In recent years, researchers have increasingly found that shorter, less hard drug regimes benefit certain patients, added.

More than 80 years after the first patients were healed using TB antibiotics, tuberculosis worldwide remains the leading cause of infection and kills almost 1.5 million people a year. The disease has a global range, also in the United States, where more than 500 people have died from TB per year in the past ten years and the cases increase.

One reason for this is drug -resistant tribes of the disease. Another is that many common therapies for patients are difficult for patients due to the number of pills required, the duration of treatment and the serious side effects of many established therapies. This means that the treatment is canceled in some patients so that the infection is flooded back.

The aim of the EndtB-Q study was to test whether a shorter, probably better tolerated treatment against pre-XDR-TB would be effective. The study compared an experimental regime, in which a combination of four medication (Bedaquilin, Delamanide, ClofaziMin and Linezolid) took part in the basis of the standards recommended by the World Health Organization, which included four to six medicines, which was taken for 18 to 24 months for six or nine months.

The results of the study showed that the shorter regime could be a promising alternative for many patients with pre-XDR TB. A favorable result was determined by two consecutive cultures that are negative for the TB bug late in the 17-month period of the follow-up period after the randomization or by favorable bacteriological, radiological and clinical evolution in this follow-up examination. According to this standard, the shorter regime was 87 percent effective, while the longer therapy was 89 percent effective. Both groups of patients received social support, including access to nutritious foods and means of transport that help patients complete the TB treatment.

Research was developed to measure the “non-inferment”, a technical term that describes when experimental treatment is good enough to replace an existing supply standard. In this study, the shorter regime did not meet this standard in the entire study population.

But not all patients reacted to the shorter regime in the same way. For example, those with more advanced lung damage did not occur as well as with less advanced diseases. For these people, the shorter regime – delivered for nine months – was not always sufficient to prevent relapse. These patients benefited more from the longer regime. This could mean that treatment in this group must be longer or that treatment with more medication needs to be reinforced, according to the researchers.

Mitnick found that other studies of shortened regime that included people with this type of drug-resistant TB in their study population did not have enough statistical power to distinguish the effectiveness of regime in people with pre-XDR TB or to distinguish between those with different degrees of symptoms.

The researchers find that the latest guidelines from WHO and North American and European experts who emerged after the end of the EndTB-Q-Studius recommend six-month regime regardless of the severity of the disease.
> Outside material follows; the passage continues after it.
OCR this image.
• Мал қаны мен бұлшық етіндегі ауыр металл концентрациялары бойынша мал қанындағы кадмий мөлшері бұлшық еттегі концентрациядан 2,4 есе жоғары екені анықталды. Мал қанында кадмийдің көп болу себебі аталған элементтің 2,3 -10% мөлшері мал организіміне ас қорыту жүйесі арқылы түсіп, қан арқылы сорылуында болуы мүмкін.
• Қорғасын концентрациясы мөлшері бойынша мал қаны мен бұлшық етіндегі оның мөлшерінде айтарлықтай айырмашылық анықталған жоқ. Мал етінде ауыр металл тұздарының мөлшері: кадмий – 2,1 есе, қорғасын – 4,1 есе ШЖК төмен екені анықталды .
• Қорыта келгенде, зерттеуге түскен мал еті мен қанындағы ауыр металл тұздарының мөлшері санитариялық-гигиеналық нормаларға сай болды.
In view of the results of the EndTB-Q study and similar results from other studies, the guidelines should be updated according to the researchers in order to take into account the consideration of layered care approaches on the basis of the resistance pattern and the extent of the disease.

After millennia of the struggle against these complex, constantly developing disease, we know that we have to tackle them with great caution and attention to detail. “

Carole Mitnick, Professor, Blavatnik Institute, Harvard Medical School

“Instead of concentrating on the 'price' of the shortened treatment, we have to keep an eye on the help of the helper as many people as possible.”

Source:

Journal Reference:

Guglielmetti, L., et al. (2025) Bedaquilin, Delamanide, Linezolid and Clofazamine for Rifampicin-Resistant and fluorchinolone-resistant tuberculosis (EndTB-Q): An open label, multicenter, layered, non-infinity, randomized, controlled phase 3 study. The Lancet Respiratory Medicine. doi.org/10.1016/S2213-2600(25)00194-8.